One of the assumptions of kinetic theory of gases states that "there is no force of attraction between the molecules of a gas." How far is this statement correct? Is it possible to liquefy an ideal gas? Explain.
This statement is correct only for ideal gases. It is not possible to liquefy an ideal gas because there is no intermolecular forces of attractions between the molecules of an ideal gas.
The magnitude of surface tension of liquid depends on the attractive forces between the molecules. Arrange the following in increasing order of surface tension:
Water, alcohol $\left(\mathrm{C}_2 \mathrm{H}_5 \mathrm{OH}\right)$ and hexane $\left.\left[\mathrm{CH}_3\left(\mathrm{CH}_2\right)_4 \mathrm{CH}_3\right)\right]$.
In the above given molecules, only hexane $\left(\mathrm{CH}_3\left(\mathrm{CH}_2\right)_4 \mathrm{CH}_3\right)$ is a non-polar molecule in which only Landon dispersion forces exist.

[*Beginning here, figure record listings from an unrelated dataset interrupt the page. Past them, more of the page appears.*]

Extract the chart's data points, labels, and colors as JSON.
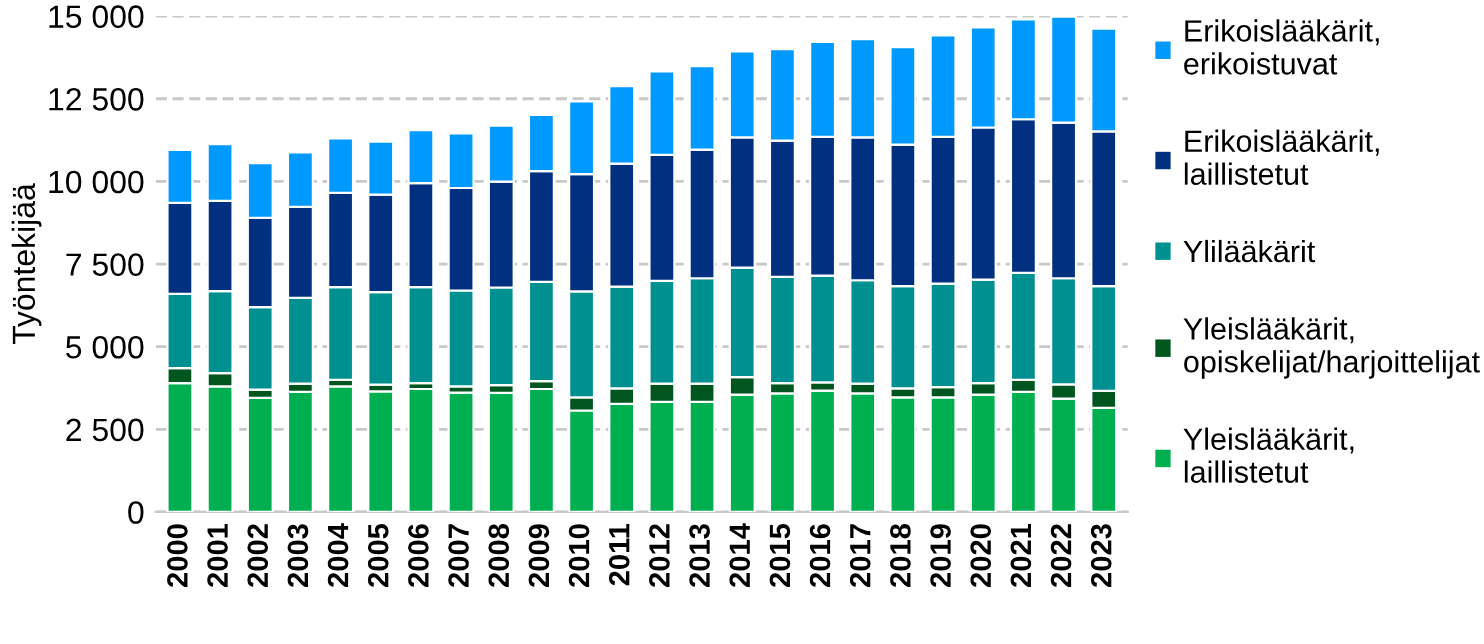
{
  "chart_data": {
    "type": "bar",
    "stacked": true,
    "ylabel": "Työntekijää",
    "categories": [
      "2000",
      "2001",
      "2002",
      "2003",
      "2004",
      "2005",
      "2006",
      "2007",
      "2008",
      "2009",
      "2010",
      "2011",
      "2012",
      "2013",
      "2014",
      "2015",
      "2016",
      "2017",
      "2018",
      "2019",
      "2020",
      "2021",
      "2022",
      "2023"
    ],
    "series": [
      {
        "name": "Yleislääkärit,\nlaillistetut",
        "color": "#00b050",
        "values": [
          3900,
          3800,
          3450,
          3630,
          3800,
          3650,
          3720,
          3610,
          3600,
          3720,
          3070,
          3270,
          3330,
          3330,
          3550,
          3590,
          3670,
          3590,
          3470,
          3470,
          3550,
          3630,
          3430,
          3150
        ]
      },
      {
        "name": "Yleislääkärit,\nopiskelijat/harjoittelijat",
        "color": "#00561e",
        "values": [
          450,
          400,
          250,
          250,
          200,
          200,
          180,
          190,
          240,
          240,
          400,
          470,
          550,
          550,
          530,
          310,
          250,
          290,
          270,
          310,
          350,
          370,
          430,
          510
        ]
      },
      {
        "name": "Ylilääkärit",
        "color": "#009090",
        "values": [
          2250,
          2480,
          2500,
          2600,
          2800,
          2800,
          2900,
          2900,
          2950,
          3000,
          3200,
          3080,
          3110,
          3190,
          3310,
          3210,
          3230,
          3130,
          3090,
          3130,
          3130,
          3230,
          3210,
          3170
        ]
      },
      {
        "name": "Erikoislääkärit,\nlaillistetut",
        "color": "#00307f",
        "values": [
          2750,
          2730,
          2700,
          2750,
          2850,
          2950,
          3150,
          3100,
          3200,
          3350,
          3550,
          3720,
          3810,
          3890,
          3940,
          4120,
          4200,
          4320,
          4280,
          4440,
          4600,
          4650,
          4710,
          4680
        ]
      },
      {
        "name": "Erikoislääkärit,\nerikoistuvat",
        "color": "#0099ff",
        "values": [
          1600,
          1720,
          1650,
          1650,
          1650,
          1600,
          1600,
          1650,
          1700,
          1700,
          2200,
          2340,
          2530,
          2530,
          2600,
          2770,
          2870,
          2970,
          2950,
          3070,
          3030,
          3020,
          3200,
          3110
        ]
      }
    ],
    "ylim": [
      0,
      15000
    ],
    "yticks": [
      0,
      {
        "value": 2500,
        "label": "2 500"
      },
      {
        "value": 5000,
        "label": "5 000"
      },
      {
        "value": 7500,
        "label": "7 500"
      },
      {
        "value": 10000,
        "label": "10 000"
      },
      {
        "value": 12500,
        "label": "12 500"
      },
      {
        "value": 15000,
        "label": "15 000"
      }
    ],
    "grid": "y",
    "legend": "right"
  }
}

These forces are very weak while both water and alcohol are polar molecules in which dipole-dipole interactions as well as H -bonding exists.
However, H -bonding interactions are much stronger in water than $\mathrm{H}_2 \mathrm{O}$, therefore, it possesses stronger intermo lecules than alcohol and hexane. Hence, the increasing order of surface tension is
$$\text { hexane }<\text { alcohol }<\text { water }$$
Greater is the attractive forces between the molecules, greater is the magnitude of surface tension of liquid.